Better Know A Parish: Saint Catherine Laboure Church, Harrisburg, Pennsylvania
Parish Name: Saint Catherine Laboure Church
Location: Harrisburg, Pennsylvania
Pastor: Rev. Neil Sullivan
Number of Parishioners: 6,636
Parish website: www.sclhbg.org 
What makes your parish different from other parishes?
Saint Catherine Laboure was the first church in the world named for Saint Catherine Laboure following her canonization in 1947. Because of this honor we were privileged and blessed to have been given one of the surviving original Miraculous Medals that Saint Catherine had kept in her possession until her death. There are presently only two of these medals in the United States. We also have a Perpetual Miraculous Medal Novena each Monday night throughout the year.
What’s the most distinguishing characteristic of your church building?
Our magnificent windows are an integral part of the structure of the church. They were designed and created by the artist Gabriel Loire of France. The windows were made of small pieces of colored glass, which have irregularly shaped edges from being chipped by a hammer. This enables the glass to catch the sunlight and bends the light creating "walls of living light." Depending on the time of day and the season, the windows sparkle in different patterns. The primary color of the windows is blue which Loire considered the color of peace. Encircling the church are six large windows depicting the seven sacraments .
Who is your most interesting parishioner, and what makes them so interesting?
Our most interesting parishioner is Msgr. Vincent Topper, a retired priest who has lived in our Rectory since his retirement several years ago. Monsignor just turned 101 years old in July and has been a priest for more than 75 years. He says Mass on weekends and some weekdays, still hears confessions, still writes and researches material for his homilies on his computer, and still genuflects the whole way, putting the kids to shame. Our parishioners, especially the children, love him.
What’s the most popular event, ministry, or holiday tradition at your parish?
Saint Catherine Laboure Church has an active outreach which covers many areas, including Catherine's Cupboard (an emergency food pantry) and our commitment, tithing, and service to a sister parish in Panama. However, we are most proud of our ministry to the dying and their families. When one of our parishioners dies our bereavement team consisting of the pastor or parochial vicar, the director of music, and the bereavement coordinator meets with the family of the deceased to pray with them and to plan the funeral Mass. During these meetings they are invited to talk about their loved ones; to tell what kind of person they were, interesting things about their lives, and their faith life. Another team prepares and serves a luncheon free of charge. A few weeks after the funeral the bereavement coordinator, who is a trained social worker, will call the family, especially a surviving spouse, to check on them.
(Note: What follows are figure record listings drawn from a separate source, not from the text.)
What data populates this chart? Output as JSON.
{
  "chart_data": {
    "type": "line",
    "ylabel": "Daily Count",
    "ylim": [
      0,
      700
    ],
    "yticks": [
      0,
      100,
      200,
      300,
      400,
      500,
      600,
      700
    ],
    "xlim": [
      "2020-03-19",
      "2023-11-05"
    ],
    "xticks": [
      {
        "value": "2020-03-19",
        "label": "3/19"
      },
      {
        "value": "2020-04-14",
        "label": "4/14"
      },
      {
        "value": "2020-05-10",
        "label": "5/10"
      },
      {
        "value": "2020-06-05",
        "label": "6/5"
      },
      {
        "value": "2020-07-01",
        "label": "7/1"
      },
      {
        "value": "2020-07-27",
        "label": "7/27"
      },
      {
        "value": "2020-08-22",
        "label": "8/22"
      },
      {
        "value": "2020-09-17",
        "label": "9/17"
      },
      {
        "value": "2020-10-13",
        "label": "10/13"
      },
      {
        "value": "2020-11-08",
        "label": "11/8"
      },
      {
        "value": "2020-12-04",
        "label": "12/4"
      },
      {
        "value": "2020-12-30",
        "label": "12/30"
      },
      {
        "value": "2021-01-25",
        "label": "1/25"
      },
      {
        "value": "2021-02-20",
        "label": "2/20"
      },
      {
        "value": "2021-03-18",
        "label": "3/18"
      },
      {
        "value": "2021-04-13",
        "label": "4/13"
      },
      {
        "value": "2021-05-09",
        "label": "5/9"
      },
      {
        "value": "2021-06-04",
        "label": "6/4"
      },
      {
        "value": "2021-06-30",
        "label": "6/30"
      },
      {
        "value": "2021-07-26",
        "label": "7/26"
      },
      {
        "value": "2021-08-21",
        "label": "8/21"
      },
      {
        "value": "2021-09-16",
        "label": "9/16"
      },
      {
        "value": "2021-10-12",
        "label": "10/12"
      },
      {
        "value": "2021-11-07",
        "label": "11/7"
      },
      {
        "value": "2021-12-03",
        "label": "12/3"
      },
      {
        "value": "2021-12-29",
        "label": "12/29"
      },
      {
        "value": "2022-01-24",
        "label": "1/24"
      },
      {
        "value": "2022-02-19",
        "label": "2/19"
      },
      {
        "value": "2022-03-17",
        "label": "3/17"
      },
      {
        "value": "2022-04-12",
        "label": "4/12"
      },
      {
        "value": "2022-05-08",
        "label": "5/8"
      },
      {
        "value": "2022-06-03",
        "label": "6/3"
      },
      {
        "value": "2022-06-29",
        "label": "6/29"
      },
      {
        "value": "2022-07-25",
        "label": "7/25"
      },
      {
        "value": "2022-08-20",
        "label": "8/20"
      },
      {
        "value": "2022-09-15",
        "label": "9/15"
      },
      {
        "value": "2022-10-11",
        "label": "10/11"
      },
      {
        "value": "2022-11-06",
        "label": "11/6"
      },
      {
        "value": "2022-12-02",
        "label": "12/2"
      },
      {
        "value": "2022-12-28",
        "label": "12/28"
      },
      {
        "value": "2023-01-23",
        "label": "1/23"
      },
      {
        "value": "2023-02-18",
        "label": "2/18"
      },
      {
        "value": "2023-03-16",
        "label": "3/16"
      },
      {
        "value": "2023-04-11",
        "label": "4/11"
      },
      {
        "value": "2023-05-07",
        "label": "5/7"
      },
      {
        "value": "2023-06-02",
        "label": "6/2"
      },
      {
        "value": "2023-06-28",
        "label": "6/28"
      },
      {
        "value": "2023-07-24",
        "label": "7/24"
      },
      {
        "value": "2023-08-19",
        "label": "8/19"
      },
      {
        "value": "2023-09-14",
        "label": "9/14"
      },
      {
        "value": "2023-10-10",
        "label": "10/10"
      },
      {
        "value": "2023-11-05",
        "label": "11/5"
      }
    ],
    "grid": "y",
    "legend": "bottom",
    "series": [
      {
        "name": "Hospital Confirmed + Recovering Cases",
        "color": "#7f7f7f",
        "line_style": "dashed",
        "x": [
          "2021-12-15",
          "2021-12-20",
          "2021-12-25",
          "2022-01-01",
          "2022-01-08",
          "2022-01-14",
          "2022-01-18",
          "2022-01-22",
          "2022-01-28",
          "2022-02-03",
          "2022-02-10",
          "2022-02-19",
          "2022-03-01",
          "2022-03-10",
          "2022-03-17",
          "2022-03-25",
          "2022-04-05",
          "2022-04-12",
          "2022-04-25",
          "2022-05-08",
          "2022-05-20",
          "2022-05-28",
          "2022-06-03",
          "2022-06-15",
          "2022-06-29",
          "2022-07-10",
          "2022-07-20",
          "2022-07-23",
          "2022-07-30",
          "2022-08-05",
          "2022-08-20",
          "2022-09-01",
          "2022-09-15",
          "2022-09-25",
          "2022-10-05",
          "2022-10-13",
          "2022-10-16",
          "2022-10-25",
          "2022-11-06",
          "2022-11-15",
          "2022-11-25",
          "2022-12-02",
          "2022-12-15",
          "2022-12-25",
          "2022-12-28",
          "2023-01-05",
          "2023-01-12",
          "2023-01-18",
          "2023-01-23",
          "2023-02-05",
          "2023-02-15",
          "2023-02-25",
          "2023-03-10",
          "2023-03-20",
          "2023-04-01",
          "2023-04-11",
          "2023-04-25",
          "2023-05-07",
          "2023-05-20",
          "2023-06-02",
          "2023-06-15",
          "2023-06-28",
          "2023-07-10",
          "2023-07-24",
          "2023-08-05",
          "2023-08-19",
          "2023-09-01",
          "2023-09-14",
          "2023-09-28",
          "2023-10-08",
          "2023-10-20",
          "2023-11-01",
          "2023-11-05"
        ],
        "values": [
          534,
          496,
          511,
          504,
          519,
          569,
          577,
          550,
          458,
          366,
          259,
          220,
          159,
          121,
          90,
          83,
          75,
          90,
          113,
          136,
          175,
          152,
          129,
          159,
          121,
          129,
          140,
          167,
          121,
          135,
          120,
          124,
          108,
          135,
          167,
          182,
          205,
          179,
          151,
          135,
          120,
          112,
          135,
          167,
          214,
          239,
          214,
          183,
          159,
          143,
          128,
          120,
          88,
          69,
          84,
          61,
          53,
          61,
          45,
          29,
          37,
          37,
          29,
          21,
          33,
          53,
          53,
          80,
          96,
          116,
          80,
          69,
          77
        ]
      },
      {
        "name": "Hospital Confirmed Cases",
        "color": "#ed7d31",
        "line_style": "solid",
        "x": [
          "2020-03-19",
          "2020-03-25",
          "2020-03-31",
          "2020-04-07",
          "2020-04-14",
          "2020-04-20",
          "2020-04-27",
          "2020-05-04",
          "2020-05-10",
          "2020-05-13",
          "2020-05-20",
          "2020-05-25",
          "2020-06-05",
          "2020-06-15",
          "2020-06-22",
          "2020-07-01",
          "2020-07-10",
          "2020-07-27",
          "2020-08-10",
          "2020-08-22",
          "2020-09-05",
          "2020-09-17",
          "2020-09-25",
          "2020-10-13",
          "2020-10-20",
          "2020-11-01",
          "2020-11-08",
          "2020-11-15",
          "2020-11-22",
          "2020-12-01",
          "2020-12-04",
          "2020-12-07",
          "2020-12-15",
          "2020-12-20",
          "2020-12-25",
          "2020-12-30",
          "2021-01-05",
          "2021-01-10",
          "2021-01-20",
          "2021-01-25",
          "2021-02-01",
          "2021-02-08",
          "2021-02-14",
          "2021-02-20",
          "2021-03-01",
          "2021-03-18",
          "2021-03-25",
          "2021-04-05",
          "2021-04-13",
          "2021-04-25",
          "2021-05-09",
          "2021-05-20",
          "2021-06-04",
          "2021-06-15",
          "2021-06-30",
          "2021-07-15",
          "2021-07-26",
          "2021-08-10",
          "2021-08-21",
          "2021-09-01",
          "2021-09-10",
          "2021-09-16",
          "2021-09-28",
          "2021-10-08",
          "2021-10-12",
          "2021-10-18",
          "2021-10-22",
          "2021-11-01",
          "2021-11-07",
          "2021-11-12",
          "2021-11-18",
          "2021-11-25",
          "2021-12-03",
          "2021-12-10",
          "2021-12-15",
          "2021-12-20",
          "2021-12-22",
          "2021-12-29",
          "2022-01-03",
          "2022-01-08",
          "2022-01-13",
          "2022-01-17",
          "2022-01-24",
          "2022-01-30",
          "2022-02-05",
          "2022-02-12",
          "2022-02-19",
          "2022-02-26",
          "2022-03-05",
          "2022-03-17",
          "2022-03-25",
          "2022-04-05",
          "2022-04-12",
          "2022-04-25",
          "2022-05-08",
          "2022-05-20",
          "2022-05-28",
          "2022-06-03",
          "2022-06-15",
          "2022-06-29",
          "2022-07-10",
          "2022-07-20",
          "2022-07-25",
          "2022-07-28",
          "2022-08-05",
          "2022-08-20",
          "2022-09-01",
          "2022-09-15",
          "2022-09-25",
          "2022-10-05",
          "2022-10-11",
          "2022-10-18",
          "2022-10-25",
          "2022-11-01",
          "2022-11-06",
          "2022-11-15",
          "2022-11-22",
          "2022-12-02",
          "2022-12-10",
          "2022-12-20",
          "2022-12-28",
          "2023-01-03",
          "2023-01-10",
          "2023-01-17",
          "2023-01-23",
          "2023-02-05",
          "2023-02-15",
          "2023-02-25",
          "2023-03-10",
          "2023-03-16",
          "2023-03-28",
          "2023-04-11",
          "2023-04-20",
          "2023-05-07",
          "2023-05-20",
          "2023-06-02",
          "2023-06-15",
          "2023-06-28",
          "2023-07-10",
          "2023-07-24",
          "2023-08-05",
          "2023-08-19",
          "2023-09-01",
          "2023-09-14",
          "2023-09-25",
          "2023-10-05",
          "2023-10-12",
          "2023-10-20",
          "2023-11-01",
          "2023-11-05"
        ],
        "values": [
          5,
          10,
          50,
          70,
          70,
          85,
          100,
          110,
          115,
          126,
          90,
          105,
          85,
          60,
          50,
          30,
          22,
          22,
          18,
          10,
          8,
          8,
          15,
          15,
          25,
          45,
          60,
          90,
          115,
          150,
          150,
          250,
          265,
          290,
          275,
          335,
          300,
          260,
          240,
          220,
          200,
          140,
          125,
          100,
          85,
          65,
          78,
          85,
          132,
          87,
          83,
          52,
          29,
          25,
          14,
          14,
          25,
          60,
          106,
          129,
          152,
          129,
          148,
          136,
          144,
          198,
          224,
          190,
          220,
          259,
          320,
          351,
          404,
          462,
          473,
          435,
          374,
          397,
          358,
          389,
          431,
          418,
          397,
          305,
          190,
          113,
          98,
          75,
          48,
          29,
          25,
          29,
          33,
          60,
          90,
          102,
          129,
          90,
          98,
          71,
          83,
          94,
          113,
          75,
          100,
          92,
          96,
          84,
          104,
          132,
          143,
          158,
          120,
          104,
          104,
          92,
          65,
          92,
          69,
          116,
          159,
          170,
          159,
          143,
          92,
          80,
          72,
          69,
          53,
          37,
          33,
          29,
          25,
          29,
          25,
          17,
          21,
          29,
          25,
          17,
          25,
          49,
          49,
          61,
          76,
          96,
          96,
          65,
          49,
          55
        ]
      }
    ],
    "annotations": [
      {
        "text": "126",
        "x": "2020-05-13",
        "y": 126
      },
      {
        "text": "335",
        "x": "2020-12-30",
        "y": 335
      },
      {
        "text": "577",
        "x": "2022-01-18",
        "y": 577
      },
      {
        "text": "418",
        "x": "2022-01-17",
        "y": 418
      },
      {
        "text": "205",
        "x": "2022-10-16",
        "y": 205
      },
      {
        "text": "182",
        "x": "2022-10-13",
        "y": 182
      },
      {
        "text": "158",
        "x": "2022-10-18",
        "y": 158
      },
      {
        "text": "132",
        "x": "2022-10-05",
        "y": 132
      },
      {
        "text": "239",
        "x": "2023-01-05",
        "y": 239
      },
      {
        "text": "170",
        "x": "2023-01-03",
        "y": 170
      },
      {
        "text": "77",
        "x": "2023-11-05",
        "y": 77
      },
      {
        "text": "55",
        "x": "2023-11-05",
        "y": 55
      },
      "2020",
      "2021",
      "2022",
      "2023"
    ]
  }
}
Each year in November we have a beautiful solemn service of remembrance for all of the families who have lost loved ones during the past year. They are given a remembrance candle with their loved one's name to light for the service and take home to keep. Few people leave the service without being deeply touched.
If we asked parishioners what they love most about the parish, what would they say?
I would hope that they would say that they feel that when they come to Saint Catherine Laboure Church, they're home like family. We are an active parish and have been working in many ways toward becoming a warm, welcoming parish that cherishes time and talent as much as treasure. We try to plan strong liturgies that encourage active participation, and create many opportunities for prayer and spiritual growth throughout the year by adult education as well as missions, days of recollection for our parish leadership and ministries, and various social events just so people can enjoy each other's company. We use social media daily to keep in contact with our parishioners, especially our young adults, families, and community and do as much as we can, especially during the holidays, to invite people to stay close to their faith and return to the sacraments if they need to.